Picture for article "Durango History"

Durango History

Early Durango History

Nicknamed “railroad town”, Durango evolved from a small settlement that served the local mining district to a major tourist destination.

Over two thousand years ago, the inhabitants of this area were the Ancestral Puebloans, a Native American culture. They enjoyed this land’s abundant resources, fertile soil, and wildlife; however, by the 14th century, the Ancestral Puebloans mysteriously disappeared. They were replaced by the Ute Tribe, who settled in the lands around present-day Durango.

In the 1860s, gold was discovered north of Durango, just like in many other places in Colorado. The area saw an immediate influx of new residents, including miners, farmers, and their families. The first Durango citizens made their livelihood by supplying nearby mining camps with products and essentials.
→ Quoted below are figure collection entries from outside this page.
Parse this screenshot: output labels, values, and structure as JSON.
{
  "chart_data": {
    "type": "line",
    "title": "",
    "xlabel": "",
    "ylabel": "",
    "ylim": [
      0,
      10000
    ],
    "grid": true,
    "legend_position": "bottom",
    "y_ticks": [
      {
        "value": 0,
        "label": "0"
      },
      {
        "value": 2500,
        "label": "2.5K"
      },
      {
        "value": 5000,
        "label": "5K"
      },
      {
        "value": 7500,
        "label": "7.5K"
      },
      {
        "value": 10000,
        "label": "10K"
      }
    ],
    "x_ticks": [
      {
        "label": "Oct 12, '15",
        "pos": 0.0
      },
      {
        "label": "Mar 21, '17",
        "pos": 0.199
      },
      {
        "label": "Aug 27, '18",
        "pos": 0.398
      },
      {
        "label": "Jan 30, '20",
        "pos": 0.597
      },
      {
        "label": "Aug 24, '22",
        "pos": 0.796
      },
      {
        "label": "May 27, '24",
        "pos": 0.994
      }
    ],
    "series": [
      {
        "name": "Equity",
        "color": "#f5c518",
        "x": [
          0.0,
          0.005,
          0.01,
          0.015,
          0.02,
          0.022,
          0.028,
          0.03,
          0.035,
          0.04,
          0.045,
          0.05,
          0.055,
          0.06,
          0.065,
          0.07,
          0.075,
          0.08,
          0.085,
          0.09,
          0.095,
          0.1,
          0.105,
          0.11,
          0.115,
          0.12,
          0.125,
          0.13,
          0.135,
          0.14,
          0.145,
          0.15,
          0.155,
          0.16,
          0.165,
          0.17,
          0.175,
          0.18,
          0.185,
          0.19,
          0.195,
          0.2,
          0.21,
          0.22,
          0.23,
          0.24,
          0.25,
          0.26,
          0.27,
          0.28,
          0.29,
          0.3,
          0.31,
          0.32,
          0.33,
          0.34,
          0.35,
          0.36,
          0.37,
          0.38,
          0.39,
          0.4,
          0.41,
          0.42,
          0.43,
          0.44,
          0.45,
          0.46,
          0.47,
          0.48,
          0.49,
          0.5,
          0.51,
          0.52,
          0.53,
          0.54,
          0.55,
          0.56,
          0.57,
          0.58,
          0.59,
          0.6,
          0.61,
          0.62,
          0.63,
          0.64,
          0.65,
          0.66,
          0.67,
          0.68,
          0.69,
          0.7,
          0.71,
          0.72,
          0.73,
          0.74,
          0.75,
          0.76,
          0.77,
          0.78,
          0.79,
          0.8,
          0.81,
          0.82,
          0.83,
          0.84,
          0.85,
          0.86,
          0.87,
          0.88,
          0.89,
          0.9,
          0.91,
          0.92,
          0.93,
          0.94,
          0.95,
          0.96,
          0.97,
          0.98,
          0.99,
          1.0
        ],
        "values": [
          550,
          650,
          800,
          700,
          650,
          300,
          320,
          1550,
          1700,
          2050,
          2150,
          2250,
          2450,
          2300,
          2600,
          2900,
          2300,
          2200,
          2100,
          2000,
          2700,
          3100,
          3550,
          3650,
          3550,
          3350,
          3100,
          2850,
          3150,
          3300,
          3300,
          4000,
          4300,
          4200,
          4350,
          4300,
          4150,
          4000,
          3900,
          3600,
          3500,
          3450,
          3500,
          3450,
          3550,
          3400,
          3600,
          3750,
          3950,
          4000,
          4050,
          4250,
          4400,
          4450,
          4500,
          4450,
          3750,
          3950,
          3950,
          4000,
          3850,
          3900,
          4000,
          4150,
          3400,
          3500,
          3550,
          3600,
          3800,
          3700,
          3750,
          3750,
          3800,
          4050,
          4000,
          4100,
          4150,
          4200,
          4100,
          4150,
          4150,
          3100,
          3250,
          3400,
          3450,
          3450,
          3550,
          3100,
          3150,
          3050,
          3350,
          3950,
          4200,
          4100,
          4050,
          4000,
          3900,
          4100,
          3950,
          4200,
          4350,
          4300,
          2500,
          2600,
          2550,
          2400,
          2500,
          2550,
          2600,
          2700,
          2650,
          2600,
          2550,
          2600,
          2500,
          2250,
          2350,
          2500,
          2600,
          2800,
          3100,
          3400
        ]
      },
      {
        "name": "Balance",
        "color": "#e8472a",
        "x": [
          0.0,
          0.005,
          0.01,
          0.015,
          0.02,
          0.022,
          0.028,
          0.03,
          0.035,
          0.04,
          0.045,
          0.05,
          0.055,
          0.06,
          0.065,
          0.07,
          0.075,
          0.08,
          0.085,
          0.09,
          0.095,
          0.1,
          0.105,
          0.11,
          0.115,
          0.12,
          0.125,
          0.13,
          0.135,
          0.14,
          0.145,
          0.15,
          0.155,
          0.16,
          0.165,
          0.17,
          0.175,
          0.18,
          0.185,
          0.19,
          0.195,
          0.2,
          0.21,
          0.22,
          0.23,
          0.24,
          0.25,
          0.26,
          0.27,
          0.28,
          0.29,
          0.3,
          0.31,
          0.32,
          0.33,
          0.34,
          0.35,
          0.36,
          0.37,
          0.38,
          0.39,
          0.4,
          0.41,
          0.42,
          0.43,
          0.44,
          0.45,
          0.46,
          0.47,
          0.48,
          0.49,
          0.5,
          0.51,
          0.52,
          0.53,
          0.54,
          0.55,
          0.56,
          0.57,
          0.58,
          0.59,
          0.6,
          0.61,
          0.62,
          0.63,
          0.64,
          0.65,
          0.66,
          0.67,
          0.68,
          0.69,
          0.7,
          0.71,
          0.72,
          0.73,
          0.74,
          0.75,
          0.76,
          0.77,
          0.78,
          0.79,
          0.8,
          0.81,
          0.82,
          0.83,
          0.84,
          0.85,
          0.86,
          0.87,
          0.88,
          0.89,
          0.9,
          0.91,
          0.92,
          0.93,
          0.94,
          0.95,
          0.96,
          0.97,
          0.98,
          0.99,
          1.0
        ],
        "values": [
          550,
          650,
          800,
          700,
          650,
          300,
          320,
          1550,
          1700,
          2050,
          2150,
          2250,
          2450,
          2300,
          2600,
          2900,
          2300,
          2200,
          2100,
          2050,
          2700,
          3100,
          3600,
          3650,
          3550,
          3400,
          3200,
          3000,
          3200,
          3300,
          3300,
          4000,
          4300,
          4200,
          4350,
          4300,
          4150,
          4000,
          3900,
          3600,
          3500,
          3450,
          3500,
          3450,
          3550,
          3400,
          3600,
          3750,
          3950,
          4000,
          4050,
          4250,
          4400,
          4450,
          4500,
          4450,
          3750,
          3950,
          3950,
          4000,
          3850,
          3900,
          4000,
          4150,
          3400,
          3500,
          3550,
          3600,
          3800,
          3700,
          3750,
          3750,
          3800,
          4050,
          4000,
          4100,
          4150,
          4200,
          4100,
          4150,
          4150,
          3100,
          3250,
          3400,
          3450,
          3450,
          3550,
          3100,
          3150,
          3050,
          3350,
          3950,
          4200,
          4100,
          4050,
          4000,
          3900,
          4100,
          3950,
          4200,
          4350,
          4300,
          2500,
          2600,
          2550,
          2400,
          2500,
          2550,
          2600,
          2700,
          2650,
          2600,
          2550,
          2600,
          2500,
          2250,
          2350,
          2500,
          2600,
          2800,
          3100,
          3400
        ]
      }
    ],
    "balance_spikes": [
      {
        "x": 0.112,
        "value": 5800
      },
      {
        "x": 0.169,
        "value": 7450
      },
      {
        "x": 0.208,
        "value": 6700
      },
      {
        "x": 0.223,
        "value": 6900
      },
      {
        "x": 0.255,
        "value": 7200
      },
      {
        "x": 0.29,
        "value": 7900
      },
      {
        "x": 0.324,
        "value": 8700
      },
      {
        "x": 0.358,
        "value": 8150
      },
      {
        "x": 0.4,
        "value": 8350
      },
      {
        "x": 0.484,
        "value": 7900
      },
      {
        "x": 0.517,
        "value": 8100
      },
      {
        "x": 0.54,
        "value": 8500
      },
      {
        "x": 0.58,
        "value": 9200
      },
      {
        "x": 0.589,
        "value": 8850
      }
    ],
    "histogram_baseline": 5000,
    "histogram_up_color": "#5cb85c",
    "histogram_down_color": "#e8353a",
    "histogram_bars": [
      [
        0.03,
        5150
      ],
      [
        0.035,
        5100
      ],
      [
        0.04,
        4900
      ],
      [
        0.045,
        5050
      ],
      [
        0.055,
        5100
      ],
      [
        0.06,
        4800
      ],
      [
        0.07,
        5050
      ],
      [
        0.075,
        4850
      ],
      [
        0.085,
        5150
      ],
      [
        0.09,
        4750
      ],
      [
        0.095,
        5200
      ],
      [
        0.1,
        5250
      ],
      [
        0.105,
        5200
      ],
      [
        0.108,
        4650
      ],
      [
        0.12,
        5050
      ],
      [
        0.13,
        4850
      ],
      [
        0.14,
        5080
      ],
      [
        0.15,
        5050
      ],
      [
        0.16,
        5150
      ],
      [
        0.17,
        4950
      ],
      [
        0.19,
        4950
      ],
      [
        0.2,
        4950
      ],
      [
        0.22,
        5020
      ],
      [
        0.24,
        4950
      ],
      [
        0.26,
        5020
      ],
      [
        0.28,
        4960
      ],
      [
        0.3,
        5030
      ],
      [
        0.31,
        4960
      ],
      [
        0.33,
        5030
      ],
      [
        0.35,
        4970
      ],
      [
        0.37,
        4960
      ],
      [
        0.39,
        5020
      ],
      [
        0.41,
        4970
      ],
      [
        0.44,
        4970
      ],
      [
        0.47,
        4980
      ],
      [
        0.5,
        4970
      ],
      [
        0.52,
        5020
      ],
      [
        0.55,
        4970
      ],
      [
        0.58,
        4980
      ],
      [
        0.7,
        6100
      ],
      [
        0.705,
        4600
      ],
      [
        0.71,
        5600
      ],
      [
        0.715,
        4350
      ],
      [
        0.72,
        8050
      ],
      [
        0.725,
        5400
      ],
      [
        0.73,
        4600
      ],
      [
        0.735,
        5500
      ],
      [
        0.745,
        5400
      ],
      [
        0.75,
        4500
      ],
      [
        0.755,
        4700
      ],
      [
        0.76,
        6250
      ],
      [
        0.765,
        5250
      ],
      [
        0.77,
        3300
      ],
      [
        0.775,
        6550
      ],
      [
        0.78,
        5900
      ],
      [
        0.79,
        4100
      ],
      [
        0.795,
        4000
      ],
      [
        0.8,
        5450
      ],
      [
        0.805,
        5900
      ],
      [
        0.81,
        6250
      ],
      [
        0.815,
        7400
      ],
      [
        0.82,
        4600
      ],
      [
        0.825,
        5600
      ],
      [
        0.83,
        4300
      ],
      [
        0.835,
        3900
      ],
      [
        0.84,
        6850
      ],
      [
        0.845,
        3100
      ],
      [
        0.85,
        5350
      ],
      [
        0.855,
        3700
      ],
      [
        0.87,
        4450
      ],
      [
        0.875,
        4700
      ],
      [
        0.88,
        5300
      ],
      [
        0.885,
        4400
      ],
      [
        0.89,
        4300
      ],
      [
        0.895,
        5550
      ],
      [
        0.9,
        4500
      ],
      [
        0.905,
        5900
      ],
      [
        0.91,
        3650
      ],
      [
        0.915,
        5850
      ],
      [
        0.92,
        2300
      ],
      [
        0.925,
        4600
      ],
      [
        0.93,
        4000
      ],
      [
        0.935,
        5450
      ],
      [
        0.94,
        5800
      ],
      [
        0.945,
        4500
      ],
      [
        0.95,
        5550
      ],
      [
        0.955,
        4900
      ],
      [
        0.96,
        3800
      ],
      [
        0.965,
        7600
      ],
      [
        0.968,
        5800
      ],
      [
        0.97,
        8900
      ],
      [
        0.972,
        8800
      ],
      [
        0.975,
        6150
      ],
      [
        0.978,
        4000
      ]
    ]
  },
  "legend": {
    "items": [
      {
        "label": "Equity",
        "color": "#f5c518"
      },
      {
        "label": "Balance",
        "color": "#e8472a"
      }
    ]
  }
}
In August 1881, the Denver and Rio Grande Railroad reached Durango, which brought about a new step in the city’s development. The railroad meant to facilitate shipment of ore from the mountains to the smelters, and eventually to the market. Durango’s tolerable climate, as well as abundant water resources made it possible to construct smelting facilities that operated through the 1930s. The railroad construction resulted in the phenomenal growth of Durango. After only a year of the railroad’s arrival, the city had over a thousand businesses, including saloons, newspapers, and doctors.

Durango was named after its namesake in Mexico. The legend has it that Alexander Cameron Hunt, Colorado’s fourth territorial governor, was traveling through Durango, Mexico precisely at the time when they had to decide upon a name for the new town. Hunt thought that the two areas looked similar, and decided to name Colorado’s new city Durango.

Late Durango History

In the 20th century, travelers started to discover Durango as a vacation destination. Since then, tourists have been coming to Durango to enjoy the picturesque Animas Valley, the breathtaking views of the Durango and Silverton Narrow Gauge Railroad, as well as Mesa Verde National Park that was established in 1906. The construction of Fort Lewis College (1911) and Purgatory Ski Resort (1965) brought even more people to Durango and helped solidify the city’s identity as a tourist destination.

In 2020, Durango is a perfect place for outdoor enthusiasts; regardless if you enjoy hiking, hunting, biking, rock climbing, or skiing (or all of these!) – Durango has something to impress you with all the year round!